Spending the night at Petaluma, the head of navigation, I strolled into the telegraph office for an evening chat with Dr. Lovejoy, the superintendent—a relative of Elijah P. Lovejoy, who was murdered by a mob at Alton Illinois in 1837, be cause he persisted in discussing slavery through his weekly religious newspaper. . Now, when we go all over the world to find marble white enough for those who fell later, why have we no memorial of that young hero who gave the flower of his days, capacity of high order, and finally life itself, in defense of the right to speak and to print?

During our conversation, the operator, hearing a misdirected dispatch for me passing over the wires to Healdsburg, caught it on the wing, and transcribed it. The telegraph is a perpetual miracle. No familiarity however long, makes it prosaic. How rarely its confidences are violated! Yet daily the most important and delicate messages are sent for thousands of miles, where every operator on the line may hear them passing.

To what curious skill it trains the ear!
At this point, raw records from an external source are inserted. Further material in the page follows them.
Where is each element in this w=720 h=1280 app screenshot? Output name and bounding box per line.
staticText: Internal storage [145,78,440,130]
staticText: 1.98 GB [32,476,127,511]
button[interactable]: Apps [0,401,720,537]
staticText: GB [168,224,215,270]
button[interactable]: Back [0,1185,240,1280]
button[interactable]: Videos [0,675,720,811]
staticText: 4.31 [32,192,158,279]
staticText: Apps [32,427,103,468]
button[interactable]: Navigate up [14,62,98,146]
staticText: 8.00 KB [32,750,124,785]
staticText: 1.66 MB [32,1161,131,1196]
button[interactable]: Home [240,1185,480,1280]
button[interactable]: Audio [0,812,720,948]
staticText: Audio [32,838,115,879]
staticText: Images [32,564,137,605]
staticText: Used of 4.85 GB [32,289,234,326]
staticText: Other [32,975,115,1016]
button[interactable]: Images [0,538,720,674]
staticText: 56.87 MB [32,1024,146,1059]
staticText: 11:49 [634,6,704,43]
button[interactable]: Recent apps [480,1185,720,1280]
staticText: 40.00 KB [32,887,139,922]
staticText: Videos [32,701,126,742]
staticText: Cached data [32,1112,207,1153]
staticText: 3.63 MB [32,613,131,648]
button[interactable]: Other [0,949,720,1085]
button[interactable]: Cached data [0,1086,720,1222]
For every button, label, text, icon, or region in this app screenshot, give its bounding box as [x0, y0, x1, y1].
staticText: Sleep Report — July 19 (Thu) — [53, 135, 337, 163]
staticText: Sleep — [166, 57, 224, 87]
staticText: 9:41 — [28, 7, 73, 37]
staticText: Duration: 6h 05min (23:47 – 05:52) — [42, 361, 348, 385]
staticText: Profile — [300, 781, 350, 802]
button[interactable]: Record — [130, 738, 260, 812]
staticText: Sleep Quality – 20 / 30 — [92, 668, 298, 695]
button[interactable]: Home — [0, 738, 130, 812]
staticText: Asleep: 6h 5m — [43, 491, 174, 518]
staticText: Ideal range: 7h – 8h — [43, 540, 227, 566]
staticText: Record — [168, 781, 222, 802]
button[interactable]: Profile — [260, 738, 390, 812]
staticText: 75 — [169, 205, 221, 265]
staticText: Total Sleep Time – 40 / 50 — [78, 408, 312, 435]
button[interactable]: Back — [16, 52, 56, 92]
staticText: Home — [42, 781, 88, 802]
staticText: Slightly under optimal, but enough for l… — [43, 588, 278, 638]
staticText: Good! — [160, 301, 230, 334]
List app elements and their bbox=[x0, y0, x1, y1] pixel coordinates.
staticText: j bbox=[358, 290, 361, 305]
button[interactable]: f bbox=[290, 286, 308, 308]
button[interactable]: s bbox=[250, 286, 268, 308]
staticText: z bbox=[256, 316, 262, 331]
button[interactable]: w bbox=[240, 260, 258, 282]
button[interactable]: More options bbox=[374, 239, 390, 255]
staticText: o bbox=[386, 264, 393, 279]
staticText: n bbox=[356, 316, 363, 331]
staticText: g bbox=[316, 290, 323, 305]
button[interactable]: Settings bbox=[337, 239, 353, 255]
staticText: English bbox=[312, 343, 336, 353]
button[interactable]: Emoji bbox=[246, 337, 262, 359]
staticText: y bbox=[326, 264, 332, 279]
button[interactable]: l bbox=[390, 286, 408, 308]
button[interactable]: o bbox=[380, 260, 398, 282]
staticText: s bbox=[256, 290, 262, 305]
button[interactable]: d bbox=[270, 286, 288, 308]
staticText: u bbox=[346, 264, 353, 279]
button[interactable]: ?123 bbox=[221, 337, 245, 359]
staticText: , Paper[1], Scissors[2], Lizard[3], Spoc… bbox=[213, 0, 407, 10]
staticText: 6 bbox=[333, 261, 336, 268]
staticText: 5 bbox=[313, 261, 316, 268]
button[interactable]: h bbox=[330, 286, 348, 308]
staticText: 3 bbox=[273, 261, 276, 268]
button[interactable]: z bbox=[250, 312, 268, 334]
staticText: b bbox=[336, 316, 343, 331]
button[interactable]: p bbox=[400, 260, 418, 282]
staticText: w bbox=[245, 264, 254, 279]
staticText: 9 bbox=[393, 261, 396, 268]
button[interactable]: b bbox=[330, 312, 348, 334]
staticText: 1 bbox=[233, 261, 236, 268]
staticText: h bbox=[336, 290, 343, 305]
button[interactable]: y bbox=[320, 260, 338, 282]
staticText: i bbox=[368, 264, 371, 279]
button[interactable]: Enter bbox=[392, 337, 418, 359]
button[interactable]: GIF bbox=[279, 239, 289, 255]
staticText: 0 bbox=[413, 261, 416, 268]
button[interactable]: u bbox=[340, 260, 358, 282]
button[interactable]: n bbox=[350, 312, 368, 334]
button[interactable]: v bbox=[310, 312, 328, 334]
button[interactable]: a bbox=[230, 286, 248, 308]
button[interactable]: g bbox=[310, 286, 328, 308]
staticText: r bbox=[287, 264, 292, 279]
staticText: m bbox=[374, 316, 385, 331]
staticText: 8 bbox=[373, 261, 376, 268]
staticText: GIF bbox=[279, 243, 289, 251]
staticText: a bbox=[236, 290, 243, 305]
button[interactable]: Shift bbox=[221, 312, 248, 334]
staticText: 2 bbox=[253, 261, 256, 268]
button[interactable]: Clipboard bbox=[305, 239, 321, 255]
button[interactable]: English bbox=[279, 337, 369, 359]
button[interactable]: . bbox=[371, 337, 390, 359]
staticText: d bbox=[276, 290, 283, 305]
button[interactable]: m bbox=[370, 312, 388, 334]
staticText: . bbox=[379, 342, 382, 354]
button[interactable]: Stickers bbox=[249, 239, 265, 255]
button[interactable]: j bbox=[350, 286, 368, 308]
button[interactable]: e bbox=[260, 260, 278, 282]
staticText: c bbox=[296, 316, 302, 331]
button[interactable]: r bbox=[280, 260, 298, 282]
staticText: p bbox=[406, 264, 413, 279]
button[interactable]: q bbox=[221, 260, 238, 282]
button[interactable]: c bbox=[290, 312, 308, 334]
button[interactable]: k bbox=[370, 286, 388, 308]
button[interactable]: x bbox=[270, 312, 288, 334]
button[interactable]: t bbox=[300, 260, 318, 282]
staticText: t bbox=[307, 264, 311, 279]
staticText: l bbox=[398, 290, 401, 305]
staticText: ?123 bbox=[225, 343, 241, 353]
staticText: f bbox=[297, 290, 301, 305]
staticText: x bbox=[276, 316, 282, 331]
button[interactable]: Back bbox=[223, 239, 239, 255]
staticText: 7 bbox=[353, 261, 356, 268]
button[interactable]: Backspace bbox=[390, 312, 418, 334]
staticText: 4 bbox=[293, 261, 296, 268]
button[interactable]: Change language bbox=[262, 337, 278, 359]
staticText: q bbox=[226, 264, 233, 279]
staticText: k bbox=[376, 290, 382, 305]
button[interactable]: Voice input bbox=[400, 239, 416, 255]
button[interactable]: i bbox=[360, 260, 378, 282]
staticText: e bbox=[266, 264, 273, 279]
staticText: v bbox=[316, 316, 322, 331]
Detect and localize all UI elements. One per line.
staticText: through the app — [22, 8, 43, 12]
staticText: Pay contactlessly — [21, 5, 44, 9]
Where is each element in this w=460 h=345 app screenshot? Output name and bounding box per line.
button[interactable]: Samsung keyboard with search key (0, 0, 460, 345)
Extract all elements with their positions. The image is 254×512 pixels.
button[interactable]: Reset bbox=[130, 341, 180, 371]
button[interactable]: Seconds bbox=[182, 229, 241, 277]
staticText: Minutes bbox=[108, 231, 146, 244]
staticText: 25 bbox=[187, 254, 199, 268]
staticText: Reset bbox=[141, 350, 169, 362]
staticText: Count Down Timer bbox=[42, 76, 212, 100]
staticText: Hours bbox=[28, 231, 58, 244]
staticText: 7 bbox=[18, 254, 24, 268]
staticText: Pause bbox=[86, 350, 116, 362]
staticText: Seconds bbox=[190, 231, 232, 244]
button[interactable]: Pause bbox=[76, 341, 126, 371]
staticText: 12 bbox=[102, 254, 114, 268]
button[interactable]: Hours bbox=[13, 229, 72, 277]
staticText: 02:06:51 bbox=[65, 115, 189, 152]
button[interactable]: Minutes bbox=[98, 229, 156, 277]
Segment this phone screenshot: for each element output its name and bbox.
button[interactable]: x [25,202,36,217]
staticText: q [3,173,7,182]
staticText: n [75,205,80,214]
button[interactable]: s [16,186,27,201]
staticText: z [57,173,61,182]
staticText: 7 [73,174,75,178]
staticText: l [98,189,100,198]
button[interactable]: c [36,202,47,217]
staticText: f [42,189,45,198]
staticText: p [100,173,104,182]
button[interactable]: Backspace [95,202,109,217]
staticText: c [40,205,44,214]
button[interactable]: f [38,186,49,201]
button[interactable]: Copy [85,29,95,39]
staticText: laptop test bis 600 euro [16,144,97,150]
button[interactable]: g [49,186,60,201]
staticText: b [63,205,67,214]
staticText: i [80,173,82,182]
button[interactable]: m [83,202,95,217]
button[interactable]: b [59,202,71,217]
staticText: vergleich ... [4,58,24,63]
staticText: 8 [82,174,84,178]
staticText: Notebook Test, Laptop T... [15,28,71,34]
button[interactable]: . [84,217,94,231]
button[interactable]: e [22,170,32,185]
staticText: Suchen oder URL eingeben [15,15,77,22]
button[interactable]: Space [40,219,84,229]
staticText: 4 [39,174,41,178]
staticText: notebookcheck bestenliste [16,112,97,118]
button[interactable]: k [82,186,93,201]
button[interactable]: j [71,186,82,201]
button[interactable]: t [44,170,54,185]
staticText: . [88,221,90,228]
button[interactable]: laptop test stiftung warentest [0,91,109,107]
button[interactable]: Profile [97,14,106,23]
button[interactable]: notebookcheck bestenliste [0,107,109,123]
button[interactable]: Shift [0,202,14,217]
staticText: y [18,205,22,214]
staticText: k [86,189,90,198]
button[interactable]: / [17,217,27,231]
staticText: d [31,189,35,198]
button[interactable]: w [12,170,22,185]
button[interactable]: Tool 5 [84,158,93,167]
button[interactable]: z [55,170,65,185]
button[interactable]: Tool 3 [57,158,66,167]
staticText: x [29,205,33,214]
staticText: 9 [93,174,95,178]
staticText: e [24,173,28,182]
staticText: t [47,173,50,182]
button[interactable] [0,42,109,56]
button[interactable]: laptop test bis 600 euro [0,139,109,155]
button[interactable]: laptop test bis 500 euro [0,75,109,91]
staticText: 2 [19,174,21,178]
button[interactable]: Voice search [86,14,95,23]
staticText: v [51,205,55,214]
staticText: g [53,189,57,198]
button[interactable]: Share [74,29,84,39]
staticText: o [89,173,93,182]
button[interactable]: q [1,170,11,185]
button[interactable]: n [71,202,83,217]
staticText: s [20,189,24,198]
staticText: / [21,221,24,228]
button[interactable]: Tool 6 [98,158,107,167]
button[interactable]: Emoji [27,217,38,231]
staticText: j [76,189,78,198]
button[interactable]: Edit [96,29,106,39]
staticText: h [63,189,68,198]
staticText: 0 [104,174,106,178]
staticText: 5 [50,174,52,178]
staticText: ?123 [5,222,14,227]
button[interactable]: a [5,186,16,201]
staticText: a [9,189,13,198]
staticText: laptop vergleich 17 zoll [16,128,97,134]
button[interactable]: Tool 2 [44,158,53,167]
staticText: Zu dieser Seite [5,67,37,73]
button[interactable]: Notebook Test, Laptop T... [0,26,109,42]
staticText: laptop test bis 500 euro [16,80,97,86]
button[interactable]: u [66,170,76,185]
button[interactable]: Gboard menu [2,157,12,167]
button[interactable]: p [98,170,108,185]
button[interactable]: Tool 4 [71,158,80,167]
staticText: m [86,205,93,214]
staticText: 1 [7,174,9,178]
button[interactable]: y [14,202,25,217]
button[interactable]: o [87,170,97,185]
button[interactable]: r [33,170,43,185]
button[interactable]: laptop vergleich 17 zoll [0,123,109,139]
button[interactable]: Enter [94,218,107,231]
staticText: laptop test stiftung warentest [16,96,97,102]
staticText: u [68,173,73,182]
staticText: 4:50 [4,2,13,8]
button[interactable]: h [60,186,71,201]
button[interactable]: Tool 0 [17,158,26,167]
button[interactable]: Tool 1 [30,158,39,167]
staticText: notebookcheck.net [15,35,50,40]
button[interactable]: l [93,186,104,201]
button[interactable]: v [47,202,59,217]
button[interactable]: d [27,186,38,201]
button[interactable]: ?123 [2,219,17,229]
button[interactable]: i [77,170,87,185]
An expert telegrapher stands in the middle of a room where twenty instruments are tapping out messages from as many different places, and easily reads by sound, any one of them, not in the least confused by the rest. Once, in a disagreement, the Cincinnati Gazette was cut off from the dispatches of the Associated Press. But still when important news came over the wires, the Gazette always obtained and printed it.